As depicted in Fig. 5, at first authors organize their literature with the help of a literature management software such as Zotero following the naming convention introduced above. In the second step, they transfer their literature objects to the LitObject middleware. As shown in Fig. 4 there are two main resources in the LitObject middleware: one for the literature objects (items) and the second one for collections (collections). The extension for the literature management software exports at first all literature objects to the items resource and in a second step creates the same link structure as the local managed collections at the collections resource on the LitObject middleware side. As these imported literature objects as well as their arrangement in collections are saved in a database in a structured manner their structure is exposed by an API and—following the REST paradigm of various representations of resources—in different data formats, for example, the pajek data format or as comma separated values (csv) data.

Fig. 5
figure 5

Steps for utilizing the LitObject middleware as data basis for citation networks

5 Discussion

Other extended services—for example, as depicted in Fig. 3 on top of the component “Website”—are at least technically possible, e.g. the generation of an organization-wide search index or an internal repository. Also the LitObject middleware can serve as foundation for scientific projects in the fields of information retrieval, machine learning or clustering.

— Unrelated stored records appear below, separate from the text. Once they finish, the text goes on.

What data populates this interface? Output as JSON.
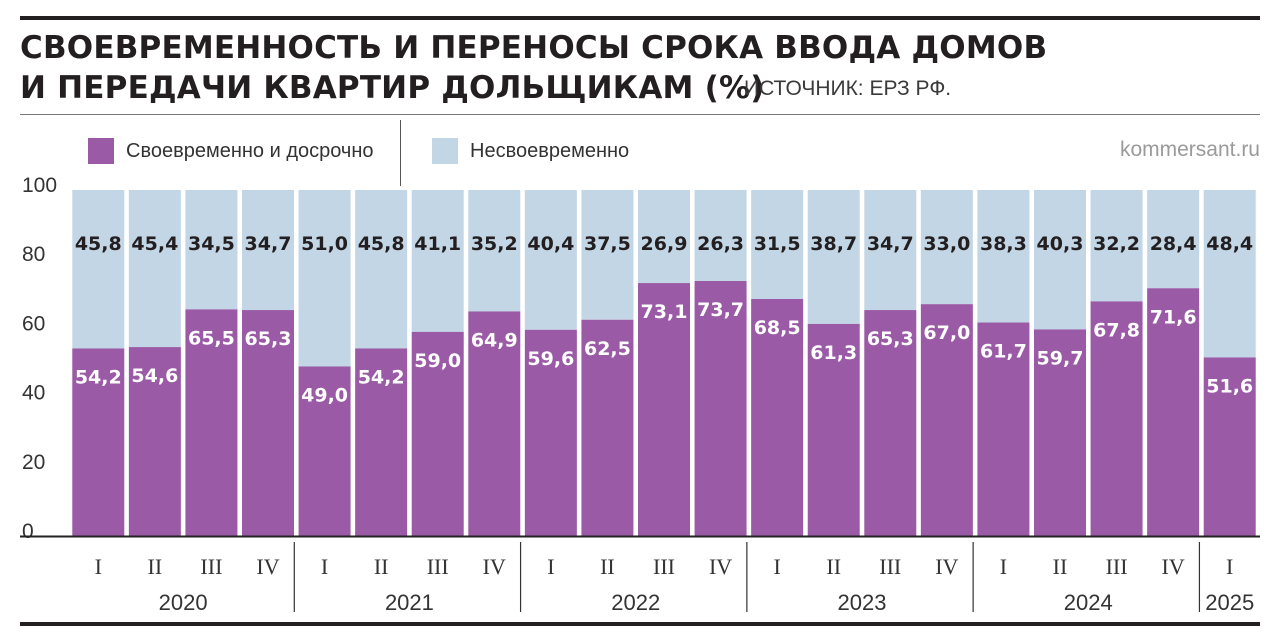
{
  "header": {
    "title_line1": "СВОЕВРЕМЕННОСТЬ И ПЕРЕНОСЫ СРОКА ВВОДА ДОМОВ",
    "title_line2": "И ПЕРЕДАЧИ КВАРТИР ДОЛЬЩИКАМ (%)",
    "source": "ИСТОЧНИК: ЕРЗ РФ.",
    "site": "kommersant.ru"
  },
  "colors": {
    "on_time": "#9a5aa6",
    "late": "#c3d6e6",
    "text": "#231f20"
  },
  "chart_data": {
    "type": "bar",
    "stacked": true,
    "title": "СВОЕВРЕМЕННОСТЬ И ПЕРЕНОСЫ СРОКА ВВОДА ДОМОВ И ПЕРЕДАЧИ КВАРТИР ДОЛЬЩИКАМ (%)",
    "ylim": [
      0,
      100
    ],
    "yticks": [
      "0",
      "20",
      "40",
      "60",
      "80",
      "100"
    ],
    "legend": [
      "Своевременно и досрочно",
      "Несвоевременно"
    ],
    "categories": [
      "I",
      "II",
      "III",
      "IV",
      "I",
      "II",
      "III",
      "IV",
      "I",
      "II",
      "III",
      "IV",
      "I",
      "II",
      "III",
      "IV",
      "I",
      "II",
      "III",
      "IV",
      "I"
    ],
    "years": [
      {
        "label": "2020",
        "count": 4
      },
      {
        "label": "2021",
        "count": 4
      },
      {
        "label": "2022",
        "count": 4
      },
      {
        "label": "2023",
        "count": 4
      },
      {
        "label": "2024",
        "count": 4
      },
      {
        "label": "2025",
        "count": 1
      }
    ],
    "series": [
      {
        "name": "Своевременно и досрочно",
        "values": [
          54.2,
          54.6,
          65.5,
          65.3,
          49.0,
          54.2,
          59.0,
          64.9,
          59.6,
          62.5,
          73.1,
          73.7,
          68.5,
          61.3,
          65.3,
          67.0,
          61.7,
          59.7,
          67.8,
          71.6,
          51.6
        ],
        "labels": [
          "54,2",
          "54,6",
          "65,5",
          "65,3",
          "49,0",
          "54,2",
          "59,0",
          "64,9",
          "59,6",
          "62,5",
          "73,1",
          "73,7",
          "68,5",
          "61,3",
          "65,3",
          "67,0",
          "61,7",
          "59,7",
          "67,8",
          "71,6",
          "51,6"
        ]
      },
      {
        "name": "Несвоевременно",
        "values": [
          45.8,
          45.4,
          34.5,
          34.7,
          51.0,
          45.8,
          41.1,
          35.2,
          40.4,
          37.5,
          26.9,
          26.3,
          31.5,
          38.7,
          34.7,
          33.0,
          38.3,
          40.3,
          32.2,
          28.4,
          48.4
        ],
        "labels": [
          "45,8",
          "45,4",
          "34,5",
          "34,7",
          "51,0",
          "45,8",
          "41,1",
          "35,2",
          "40,4",
          "37,5",
          "26,9",
          "26,3",
          "31,5",
          "38,7",
          "34,7",
          "33,0",
          "38,3",
          "40,3",
          "32,2",
          "28,4",
          "48,4"
        ]
      }
    ]
  }
}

Key reasons to continue the development on the LitObject middleware are that the usage of the commercial sharing and collaboration features of Mendeley, Zotero, etc., limits research capabilities, forces vendor lock-in and exposes research activities permanently as well as reduces interoperability between various literature management tools.

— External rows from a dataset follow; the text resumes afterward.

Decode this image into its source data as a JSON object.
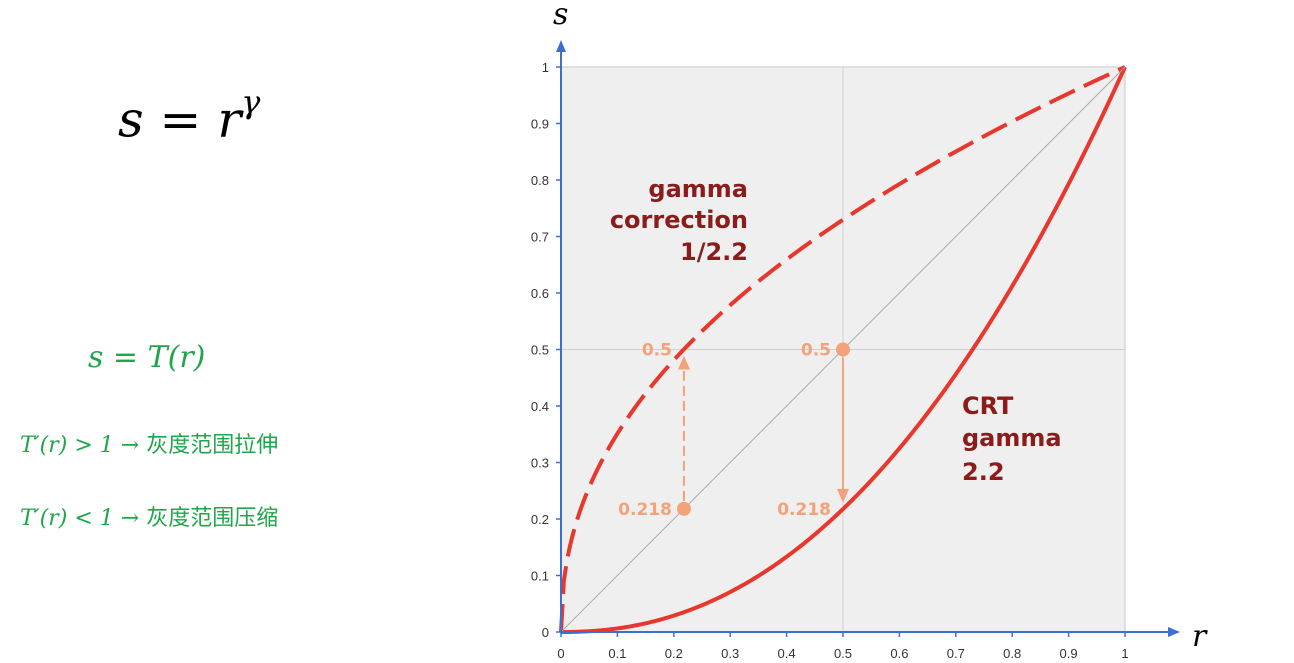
{
  "formulas": {
    "main_base": "s = r",
    "main_exp": "γ",
    "transform": "s = T(r)",
    "rule1": {
      "lhs": "T′(r) > 1",
      "arrow": "→",
      "text": "灰度范围拉伸"
    },
    "rule2": {
      "lhs": "T′(r) < 1",
      "arrow": "→",
      "text": "灰度范围压缩"
    }
  },
  "chart_data": {
    "type": "line",
    "xlabel": "r",
    "ylabel": "s",
    "xlim": [
      0,
      1
    ],
    "ylim": [
      0,
      1
    ],
    "x_ticks": [
      "0",
      "0.1",
      "0.2",
      "0.3",
      "0.4",
      "0.5",
      "0.6",
      "0.7",
      "0.8",
      "0.9",
      "1"
    ],
    "y_ticks": [
      "0",
      "0.1",
      "0.2",
      "0.3",
      "0.4",
      "0.5",
      "0.6",
      "0.7",
      "0.8",
      "0.9",
      "1"
    ],
    "grid": "major at 0.5",
    "series": [
      {
        "name": "gamma correction 1/2.2",
        "gamma": 0.4545,
        "style": "dashed",
        "color": "#e8372c"
      },
      {
        "name": "CRT gamma 2.2",
        "gamma": 2.2,
        "style": "solid",
        "color": "#e8372c"
      },
      {
        "name": "",
        "gamma": 1,
        "style": "thin",
        "color": "#aaaaaa"
      }
    ],
    "annotations": {
      "correction": [
        "gamma",
        "correction",
        "1/2.2"
      ],
      "crt": [
        "CRT",
        "gamma",
        "2.2"
      ],
      "color": "#8b1c1c"
    },
    "markers": [
      {
        "x": 0.218,
        "y": 0.218,
        "label": "0.218"
      },
      {
        "x": 0.218,
        "y": 0.5,
        "label": "0.5"
      },
      {
        "x": 0.5,
        "y": 0.5,
        "label": "0.5"
      },
      {
        "x": 0.5,
        "y": 0.218,
        "label": "0.218"
      }
    ],
    "marker_color": "#f3a27a"
  }
}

Additionally there are legal as well as technical challenges: Within the sphere of “fair use” the exchange of full literature objects is allowed. However the restrictions of fair use are ambiguous, differ between countries and are non-uniform between publishers. Already the exchange of (digital) literature objects within one organization unit is sketchy as some Libraries advice against the sharing of literature as for instance the Health Science Library of the University of North Carolina (2014). In this technically focused publication a deeper exploration is beyond the scope, however, an exhaustive evaluation of these topics by country specific lawyers would be desirable.

On the technical side as stated by Hull et al. (2008), there still exist issues how to identify literature objects globally as not every object has a digital object identifier (DOI), international standard book number (ISBN) or a uniform resource name (URN). The questions how to get metadata and in which representation is solved technically, for example, by the unAPI specification (Chudnov et al. 2006b) that is described and motivated more in detail in an article by Chudnov et al. (2006a). Unfortunately, unAPI is lacking the linkage to fulltext documents, however, only a small adaptation is necessary to support this requirement as well. Finally, citation network analysis and visualization services (e.g. Pajek) can utilize this interface.

6 Summary

In this paper we have introduced the LitObject middleware that is a RESTful web service to interconnect various literature management software tools. The aim of the LitObject middleware is to improve collaborative literature work for advanced publishing processes. The LitObject middleware offers the possibility to import and export literature objects. Literature objects are the combination of a reference in a data format such as BibTeX and one or more fulltext document that belong to the reference. Additionally, literature objects can also be grouped together in collections. On top of the LitObject middleware various extended services are possible. As one possible extended service we presented an application for the cogeneration of citation networks. With the help of many authors who import literature objects into the LitObject middleware it is possible to build up a network of citations and clusters of literature that belong to a particular topic.